Bécassine, a babá dos sonhos

As andanças por São Paulo podem transformar a cronista em uma criada ou em uma sofisticada representante da União Europeia
Ilustração: Eduardo Mussi
22/12/2023

Estamos, meu amigo e eu, almoçando tarde numa sexta-feira, depois de duas bancas de avaliação da faculdade. Fechamos os diários de classe, digitamos notas, entregamos relatórios de orientação. Hoje avaliei os alunos dele; semana passada, ele avaliou os meus. Participei de nove bancas de graduação, no início de dezembro. No dia seguinte a cada uma, me enviam a foto de comemoração: todos em pé — alunos, orientadores, avaliadores — em frente ao telão com o título do trabalho.

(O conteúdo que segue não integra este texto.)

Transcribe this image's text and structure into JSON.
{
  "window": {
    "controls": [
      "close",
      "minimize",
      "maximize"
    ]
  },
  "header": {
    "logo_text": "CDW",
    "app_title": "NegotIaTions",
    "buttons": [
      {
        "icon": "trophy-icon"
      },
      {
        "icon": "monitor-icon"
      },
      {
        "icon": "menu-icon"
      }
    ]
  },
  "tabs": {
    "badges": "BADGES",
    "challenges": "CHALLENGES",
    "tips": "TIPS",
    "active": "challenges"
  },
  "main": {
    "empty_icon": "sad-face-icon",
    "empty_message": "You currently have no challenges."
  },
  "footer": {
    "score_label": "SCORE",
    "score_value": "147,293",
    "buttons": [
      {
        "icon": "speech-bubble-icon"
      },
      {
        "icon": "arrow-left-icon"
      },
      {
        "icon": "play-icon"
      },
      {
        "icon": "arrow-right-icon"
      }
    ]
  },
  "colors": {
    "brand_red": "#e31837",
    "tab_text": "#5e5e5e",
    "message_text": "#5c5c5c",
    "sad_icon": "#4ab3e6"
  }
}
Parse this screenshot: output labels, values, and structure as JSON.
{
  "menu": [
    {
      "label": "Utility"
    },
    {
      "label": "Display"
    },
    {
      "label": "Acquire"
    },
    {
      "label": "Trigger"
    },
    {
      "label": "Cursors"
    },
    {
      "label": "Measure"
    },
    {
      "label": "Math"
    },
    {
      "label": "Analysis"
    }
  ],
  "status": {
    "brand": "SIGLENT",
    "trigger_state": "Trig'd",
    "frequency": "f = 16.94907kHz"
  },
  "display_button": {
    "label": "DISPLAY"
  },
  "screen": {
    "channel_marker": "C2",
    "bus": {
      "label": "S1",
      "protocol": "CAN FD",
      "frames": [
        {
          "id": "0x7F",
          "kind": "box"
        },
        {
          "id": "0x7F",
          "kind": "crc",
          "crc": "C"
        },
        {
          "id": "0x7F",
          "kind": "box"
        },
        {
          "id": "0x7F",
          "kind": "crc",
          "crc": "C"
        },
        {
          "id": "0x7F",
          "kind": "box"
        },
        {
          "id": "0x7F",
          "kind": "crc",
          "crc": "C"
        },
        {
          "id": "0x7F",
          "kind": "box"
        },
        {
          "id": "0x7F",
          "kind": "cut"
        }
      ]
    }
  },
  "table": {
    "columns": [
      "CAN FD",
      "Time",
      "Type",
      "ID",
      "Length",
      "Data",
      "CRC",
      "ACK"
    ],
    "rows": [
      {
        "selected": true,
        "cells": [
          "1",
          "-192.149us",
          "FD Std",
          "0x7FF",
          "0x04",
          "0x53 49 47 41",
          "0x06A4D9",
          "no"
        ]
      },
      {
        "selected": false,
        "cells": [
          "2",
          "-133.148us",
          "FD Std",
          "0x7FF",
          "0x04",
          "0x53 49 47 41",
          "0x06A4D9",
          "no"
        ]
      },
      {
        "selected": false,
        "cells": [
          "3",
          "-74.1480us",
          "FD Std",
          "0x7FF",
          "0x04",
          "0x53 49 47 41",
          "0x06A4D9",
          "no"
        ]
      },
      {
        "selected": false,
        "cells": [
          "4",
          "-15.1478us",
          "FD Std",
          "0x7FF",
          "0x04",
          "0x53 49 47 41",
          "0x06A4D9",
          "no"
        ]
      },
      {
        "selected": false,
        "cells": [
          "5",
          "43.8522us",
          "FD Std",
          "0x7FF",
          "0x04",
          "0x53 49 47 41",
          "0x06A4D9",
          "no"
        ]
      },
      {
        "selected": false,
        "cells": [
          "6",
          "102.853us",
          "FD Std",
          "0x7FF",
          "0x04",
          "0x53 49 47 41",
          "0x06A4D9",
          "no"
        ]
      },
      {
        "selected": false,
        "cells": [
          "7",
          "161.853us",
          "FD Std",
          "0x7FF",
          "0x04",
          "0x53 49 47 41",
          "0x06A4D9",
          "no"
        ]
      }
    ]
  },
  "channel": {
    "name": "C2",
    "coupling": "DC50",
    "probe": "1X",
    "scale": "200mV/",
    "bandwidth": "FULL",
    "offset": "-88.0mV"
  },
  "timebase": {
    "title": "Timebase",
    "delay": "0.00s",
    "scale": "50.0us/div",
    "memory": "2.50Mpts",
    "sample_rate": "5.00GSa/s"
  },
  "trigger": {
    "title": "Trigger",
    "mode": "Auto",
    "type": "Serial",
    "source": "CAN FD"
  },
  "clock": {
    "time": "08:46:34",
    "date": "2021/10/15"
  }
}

Na hora da foto, sempre dou um passinho pra trás, em relação ao grupo. Um dia me passaram essa dica: se você é grande, retroceder um tantinho ajuda a disfarçar. Quando vejo as fotos, meu primeiro impulso é checar: será que pareço muito volumosa? Fico aliviada quando me diluo no conjunto.

Um namorado, muito tempo atrás, me chamava de Bécassine — a “babá dos sonhos”. A criada que vem da província para cuidar da filha de uma família parisiense. A serva de quadris largos, pernas firmes, braços fortes. O volume corporal é uma pista do seu trabalho e da comida que você come. Não é barato ser esguia. Se fosse mais magra, eu pareceria mais rica.

Mas ainda não penso nisso, na sexta-feira, no almoço. Foram as últimas bancas do ano. Olho o cardápio — estressada, pediria provavelmente um prato-conforto: uma massa, um hambúrguer, um prazer calórico para compensar o desgaste. Hoje estou tranquila; peço um peixe grelhado com legumes.

Meu amigo pede o que lhe apetece. Comemos, tomamos café. Falamos da imprensa literária, das boas e más resenhas que lemos recentemente. As que falam demais do assunto, pouco da forma. As superficiais, as empoladas. Resenhas que provocam réplicas e tréplicas, e comentários nas redes sociais — a polêmica ajuda a vender os livros? Ou a treta é o foco, e o livro se torna dispensável?

Sentados, à mesa, conversamos sobre ideias, descansamos de nossas características identitárias. Amizades raras, pra mim, hoje. Pessoas que conversam sobre literatura durante o dia, nos intervalos do trabalho, bebendo apenas água com gás.

Depois de pagar a conta (cada um, sua parte), seguimos em direções diferentes, para nossos compromissos. Terei uma reuniãozinha rápida no fim da tarde — que, felizmente, não é sobre aulas nem notas. Será no centro. Tenho quarenta minutos, posso descer a pé. Conheço todas as vias, do espigão da Paulista até a praça da República. Escolho as ruas silenciosas, mesmo que precise desviar algumas quadras pra evitar a avenida.

Atravesso um pequeno parque, onde jovens tomam sol sobre a grama. Cruzo uma praça acimentada, que costuma ter skatistas, mas agora está vazia. Quase chegando ao endereço da minha reunião, pela calçada, ao longo de uma padaria e um bistrô, vejo se aproximar uma travesti, com seu cachorrinho de estimação.

Ela vem de havaianas, calção jeans super curto, e uma blusinha surrada. É alta — da minha altura — com um corpo bonito, atlético. Vem meio rebolando, com seu vira-latinha branco e peludo, que passaria bem por um fox terrier.

Não era óbvio que ela fosse pedir dinheiro — mas, quando me vê, ela pede. Às vezes levo notas pequenas nos bolsos, para esses casos. Raramente abro a bolsa numa calçada, na cidade. Hoje não tenho nada preparado. Mas a moça tão alegre — e a solidariedade LGBT+ — me desarmam. Alcanço a carteira, tento pegar uma nota de cinco, e no movimento vem junto uma de vinte. Paciência; vamos lá. Dou os vinte e cinco reais à moça. Ela se entusiasma:

— Obrigada, União Europeia! — é como me agradece.

Nos círculos refinados, meu grande corpo branco faz lembrar uma criada.

No centro de São Paulo, represento o bloco europeu.

Sabina Anzuategui

É autora de Escrevi pra você hoje (2023), Uma mulher sem ambição (2021), Luciana e as mulheres (2019), O afeto (2011) e Calcinha no varal (2005). É bisneta de Marciano. Ama os cachorros platonicamente.